Im nächsten Schritt des Projektes war die Freiwilligkeit richtig. Insbesondere eine persönliche Interaktion wie das Coaching kann nur mit vorhandenem Eigeninteresse und Motivation wirksam sein.

Wesentlich ist, dass der Prozess transparent kommuniziert, zielorientiert und offen begleitet und gestärkt wird. Es war wichtig, dass auch und gerade die oberste Führungsebene ihre Zustimmung und Unterstützung für „Führung im Fokus“ zeigte und selbst an den Terminen teilnahm.

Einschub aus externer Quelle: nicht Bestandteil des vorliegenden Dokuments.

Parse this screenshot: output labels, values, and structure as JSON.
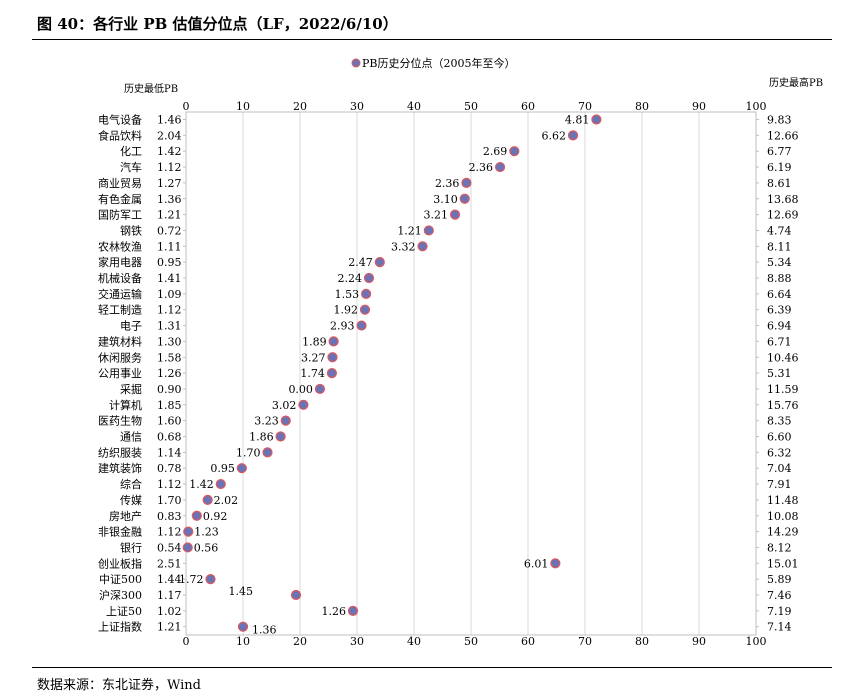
{
  "header": {
    "title": "图 40：各行业 PB 估值分位点（LF，2022/6/10）"
  },
  "footer": {
    "source": "数据来源：东北证券，Wind"
  },
  "chart_data": {
    "type": "scatter",
    "title": "",
    "legend": {
      "label": "PB历史分位点（2005年至今）",
      "position": "top-center"
    },
    "left_axis_label": "历史最低PB",
    "right_axis_label": "历史最高PB",
    "xlim": [
      0,
      100
    ],
    "xticks": [
      0,
      10,
      20,
      30,
      40,
      50,
      60,
      70,
      80,
      90,
      100
    ],
    "grid": true,
    "marker_color": "#6b72b5",
    "marker_edge_color": "#e0585a",
    "rows": [
      {
        "category": "电气设备",
        "low": "1.46",
        "high": "9.83",
        "pct": 72.0,
        "current": "4.81",
        "label_side": "left"
      },
      {
        "category": "食品饮料",
        "low": "2.04",
        "high": "12.66",
        "pct": 67.9,
        "current": "6.62",
        "label_side": "left"
      },
      {
        "category": "化工",
        "low": "1.42",
        "high": "6.77",
        "pct": 57.6,
        "current": "2.69",
        "label_side": "left"
      },
      {
        "category": "汽车",
        "low": "1.12",
        "high": "6.19",
        "pct": 55.1,
        "current": "2.36",
        "label_side": "left"
      },
      {
        "category": "商业贸易",
        "low": "1.27",
        "high": "8.61",
        "pct": 49.2,
        "current": "2.36",
        "label_side": "left"
      },
      {
        "category": "有色金属",
        "low": "1.36",
        "high": "13.68",
        "pct": 48.9,
        "current": "3.10",
        "label_side": "left"
      },
      {
        "category": "国防军工",
        "low": "1.21",
        "high": "12.69",
        "pct": 47.2,
        "current": "3.21",
        "label_side": "left"
      },
      {
        "category": "钢铁",
        "low": "0.72",
        "high": "4.74",
        "pct": 42.6,
        "current": "1.21",
        "label_side": "left"
      },
      {
        "category": "农林牧渔",
        "low": "1.11",
        "high": "8.11",
        "pct": 41.5,
        "current": "3.32",
        "label_side": "left"
      },
      {
        "category": "家用电器",
        "low": "0.95",
        "high": "5.34",
        "pct": 34.0,
        "current": "2.47",
        "label_side": "left"
      },
      {
        "category": "机械设备",
        "low": "1.41",
        "high": "8.88",
        "pct": 32.1,
        "current": "2.24",
        "label_side": "left"
      },
      {
        "category": "交通运输",
        "low": "1.09",
        "high": "6.64",
        "pct": 31.6,
        "current": "1.53",
        "label_side": "left"
      },
      {
        "category": "轻工制造",
        "low": "1.12",
        "high": "6.39",
        "pct": 31.4,
        "current": "1.92",
        "label_side": "left"
      },
      {
        "category": "电子",
        "low": "1.31",
        "high": "6.94",
        "pct": 30.8,
        "current": "2.93",
        "label_side": "left"
      },
      {
        "category": "建筑材料",
        "low": "1.30",
        "high": "6.71",
        "pct": 25.9,
        "current": "1.89",
        "label_side": "left"
      },
      {
        "category": "休闲服务",
        "low": "1.58",
        "high": "10.46",
        "pct": 25.7,
        "current": "3.27",
        "label_side": "left"
      },
      {
        "category": "公用事业",
        "low": "1.26",
        "high": "5.31",
        "pct": 25.6,
        "current": "1.74",
        "label_side": "left"
      },
      {
        "category": "采掘",
        "low": "0.90",
        "high": "11.59",
        "pct": 23.5,
        "current": "0.00",
        "label_side": "left"
      },
      {
        "category": "计算机",
        "low": "1.85",
        "high": "15.76",
        "pct": 20.6,
        "current": "3.02",
        "label_side": "left"
      },
      {
        "category": "医药生物",
        "low": "1.60",
        "high": "8.35",
        "pct": 17.5,
        "current": "3.23",
        "label_side": "left"
      },
      {
        "category": "通信",
        "low": "0.68",
        "high": "6.60",
        "pct": 16.6,
        "current": "1.86",
        "label_side": "left"
      },
      {
        "category": "纺织服装",
        "low": "1.14",
        "high": "6.32",
        "pct": 14.3,
        "current": "1.70",
        "label_side": "left"
      },
      {
        "category": "建筑装饰",
        "low": "0.78",
        "high": "7.04",
        "pct": 9.8,
        "current": "0.95",
        "label_side": "left"
      },
      {
        "category": "综合",
        "low": "1.12",
        "high": "7.91",
        "pct": 6.1,
        "current": "1.42",
        "label_side": "left"
      },
      {
        "category": "传媒",
        "low": "1.70",
        "high": "11.48",
        "pct": 3.8,
        "current": "2.02",
        "label_side": "right"
      },
      {
        "category": "房地产",
        "low": "0.83",
        "high": "10.08",
        "pct": 1.9,
        "current": "0.92",
        "label_side": "right"
      },
      {
        "category": "非银金融",
        "low": "1.12",
        "high": "14.29",
        "pct": 0.4,
        "current": "1.23",
        "label_side": "right"
      },
      {
        "category": "银行",
        "low": "0.54",
        "high": "8.12",
        "pct": 0.3,
        "current": "0.56",
        "label_side": "right"
      },
      {
        "category": "创业板指",
        "low": "2.51",
        "high": "15.01",
        "pct": 64.8,
        "current": "6.01",
        "label_side": "left"
      },
      {
        "category": "中证500",
        "low": "1.44",
        "high": "5.89",
        "pct": 4.3,
        "current": "1.72",
        "label_side": "left"
      },
      {
        "category": "沪深300",
        "low": "1.17",
        "high": "7.46",
        "pct": 19.3,
        "current": "1.45",
        "label_side": "above-left"
      },
      {
        "category": "上证50",
        "low": "1.02",
        "high": "7.19",
        "pct": 29.3,
        "current": "1.26",
        "label_side": "left"
      },
      {
        "category": "上证指数",
        "low": "1.21",
        "high": "7.14",
        "pct": 10.0,
        "current": "1.36",
        "label_side": "below-right"
      }
    ]
  }
}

Es zeigt sich, dass die Workshops in Präsenz besser bewertet wurden als die virtuell durchgeführten. Dies ist ein klares Ergebnis der Evaluation. Vor allem der Austausch litt im virtuellen Format. Hier ist eine klare Empfehlung, für vergleichbare Projekte Präsenztermine zu wählen. In diesem Fall gingen die Workshops mittags bis mittags und wurden an einem DGUV Standort durchgeführt.

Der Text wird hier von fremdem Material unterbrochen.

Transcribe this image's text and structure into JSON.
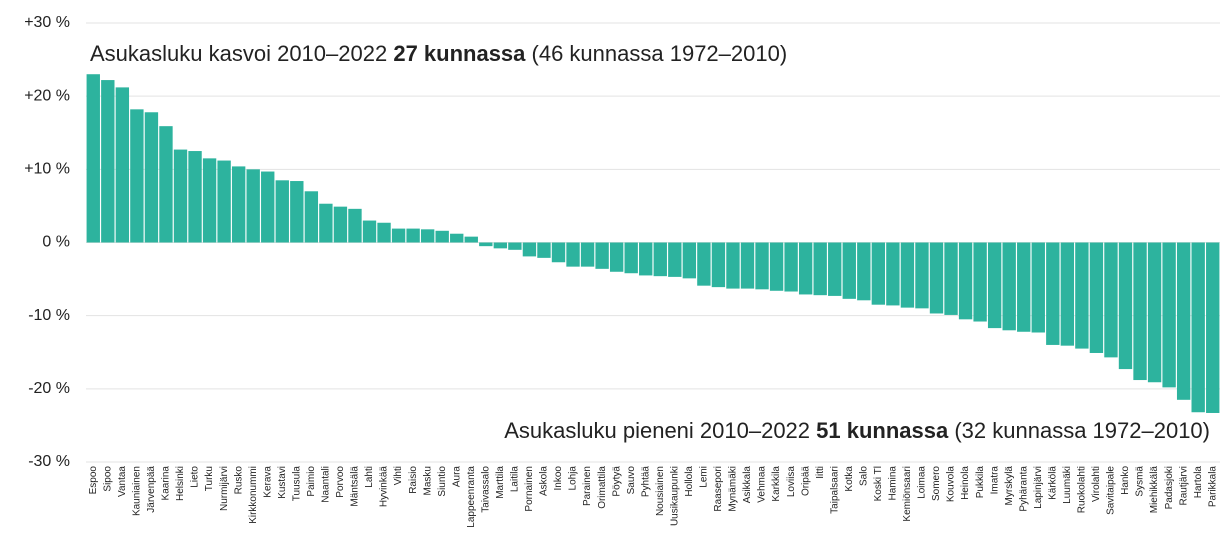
{
  "chart_data": {
    "type": "bar",
    "categories": [
      "Espoo",
      "Sipoo",
      "Vantaa",
      "Kauniainen",
      "Järvenpää",
      "Kaarina",
      "Helsinki",
      "Lieto",
      "Turku",
      "Nurmijärvi",
      "Rusko",
      "Kirkkonummi",
      "Kerava",
      "Kustavi",
      "Tuusula",
      "Paimio",
      "Naantali",
      "Porvoo",
      "Mäntsälä",
      "Lahti",
      "Hyvinkää",
      "Vihti",
      "Raisio",
      "Masku",
      "Siuntio",
      "Aura",
      "Lappeenranta",
      "Taivassalo",
      "Marttila",
      "Laitila",
      "Pornainen",
      "Askola",
      "Inkoo",
      "Lohja",
      "Parainen",
      "Orimattila",
      "Pöytyä",
      "Sauvo",
      "Pyhtää",
      "Nousiainen",
      "Uusikaupunki",
      "Hollola",
      "Lemi",
      "Raasepori",
      "Mynämäki",
      "Asikkala",
      "Vehmaa",
      "Karkkila",
      "Loviisa",
      "Oripää",
      "Iitti",
      "Taipalsaari",
      "Kotka",
      "Salo",
      "Koski Tl",
      "Hamina",
      "Kemiönsaari",
      "Loimaa",
      "Somero",
      "Kouvola",
      "Heinola",
      "Pukkila",
      "Imatra",
      "Myrskylä",
      "Pyhäranta",
      "Lapinjärvi",
      "Kärkölä",
      "Luumäki",
      "Ruokolahti",
      "Virolahti",
      "Savitaipale",
      "Hanko",
      "Sysmä",
      "Miehikkälä",
      "Padasjoki",
      "Rautjärvi",
      "Hartola",
      "Parikkala"
    ],
    "values": [
      23.0,
      22.2,
      21.2,
      18.2,
      17.8,
      15.9,
      12.7,
      12.5,
      11.5,
      11.2,
      10.4,
      10.0,
      9.7,
      8.5,
      8.4,
      7.0,
      5.3,
      4.9,
      4.6,
      3.0,
      2.7,
      1.9,
      1.9,
      1.8,
      1.6,
      1.2,
      0.8,
      -0.5,
      -0.8,
      -1.0,
      -1.9,
      -2.1,
      -2.7,
      -3.3,
      -3.3,
      -3.6,
      -4.0,
      -4.2,
      -4.5,
      -4.6,
      -4.7,
      -4.9,
      -5.9,
      -6.1,
      -6.3,
      -6.3,
      -6.4,
      -6.6,
      -6.7,
      -7.1,
      -7.2,
      -7.3,
      -7.7,
      -7.9,
      -8.5,
      -8.6,
      -8.9,
      -9.0,
      -9.7,
      -9.9,
      -10.5,
      -10.8,
      -11.7,
      -12.0,
      -12.2,
      -12.3,
      -14.0,
      -14.1,
      -14.5,
      -15.1,
      -15.7,
      -17.3,
      -18.8,
      -19.1,
      -19.8,
      -21.5,
      -23.2,
      -23.3
    ],
    "color": "#2db39e",
    "ylim": [
      -30,
      30
    ],
    "yticks": [
      {
        "value": -30,
        "label": "-30 %"
      },
      {
        "value": -20,
        "label": "-20 %"
      },
      {
        "value": -10,
        "label": "-10 %"
      },
      {
        "value": 0,
        "label": "0 %"
      },
      {
        "value": 10,
        "label": "+10 %"
      },
      {
        "value": 20,
        "label": "+20 %"
      },
      {
        "value": 30,
        "label": "+30 %"
      }
    ],
    "grid": true,
    "annotations": [
      [
        {
          "text": "Asukasluku kasvoi 2010–2022 ",
          "bold": false
        },
        {
          "text": "27 kunnassa",
          "bold": true
        },
        {
          "text": " (46 kunnassa 1972–2010)",
          "bold": false
        }
      ],
      [
        {
          "text": "Asukasluku pieneni 2010–2022 ",
          "bold": false
        },
        {
          "text": "51 kunnassa",
          "bold": true
        },
        {
          "text": " (32 kunnassa 1972–2010)",
          "bold": false
        }
      ]
    ]
  }
}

Beim Führungsverständnis wurde das „Konsentprinzip“ angewendet, die Besonderheit an dem Verfahren: Der Konsent ist ein Format zur Entscheidungsfindung in Gruppen. Im Gegensatz zum Konsens brauchen nicht alle dafür zu sein, tragen die Entscheidung aber mit. Eine Entscheidung gilt, solange niemand einen schwerwiegenden Einspruch hat. Ein spannender Diskussions- und Entscheidungsfindungsprozess.

Das Transfercoaching war und ist das individuell erfolgreichste Element von „Führung im Fokus“. Transfer impliziert, dass es einen roten Faden gibt: Es werden Themen in den Workshops besprochen und im Coaching weitergeführt und individualisiert. Das Angebot wurde bereits von 50 Prozent der Führungskräfte wahrgenommen, teilweise mehrfach, in Präsenz und online. Wesentlich ist hier, dass die Inhalte zwischen Coach und Coachee bleiben. Das Coaching basiert auf Vertrauen und Vertraulichkeit. Die Themen sind nicht vorgegeben und können von den Coaches ohne Rückschluss gesammelt und wieder in Themenworkshops eingebunden werden, wenn sich Ballungen bei verschiedenen Themen zeigen.

Ein verstärkter Bedarf an Unterstützung zeigt sich auch beim Teambuilding – möglicherweise intensiviert durch die Coachings. Alle Führungskräfte, die mit ihrem Team an Themen arbeiten möchten, werden hierbei unterstützt. Weitere Formate sind in Arbeit, interne Angebote kommen hinzu.

Intern sollte jederzeit transparent sein, warum der Prozess angestoßen wurde und was gerade passiert. In der DGUV hat es sich bewährt, den Prozess mit allen Schritten im Intranet nachvollziehbar abzubilden, alle zu informieren und mitzunehmen, auch die Kolleginnen und Kollegen ohne Führungsverantwortung. Eine Anlaufstelle zu bieten, ist ebenfalls sinnvoll.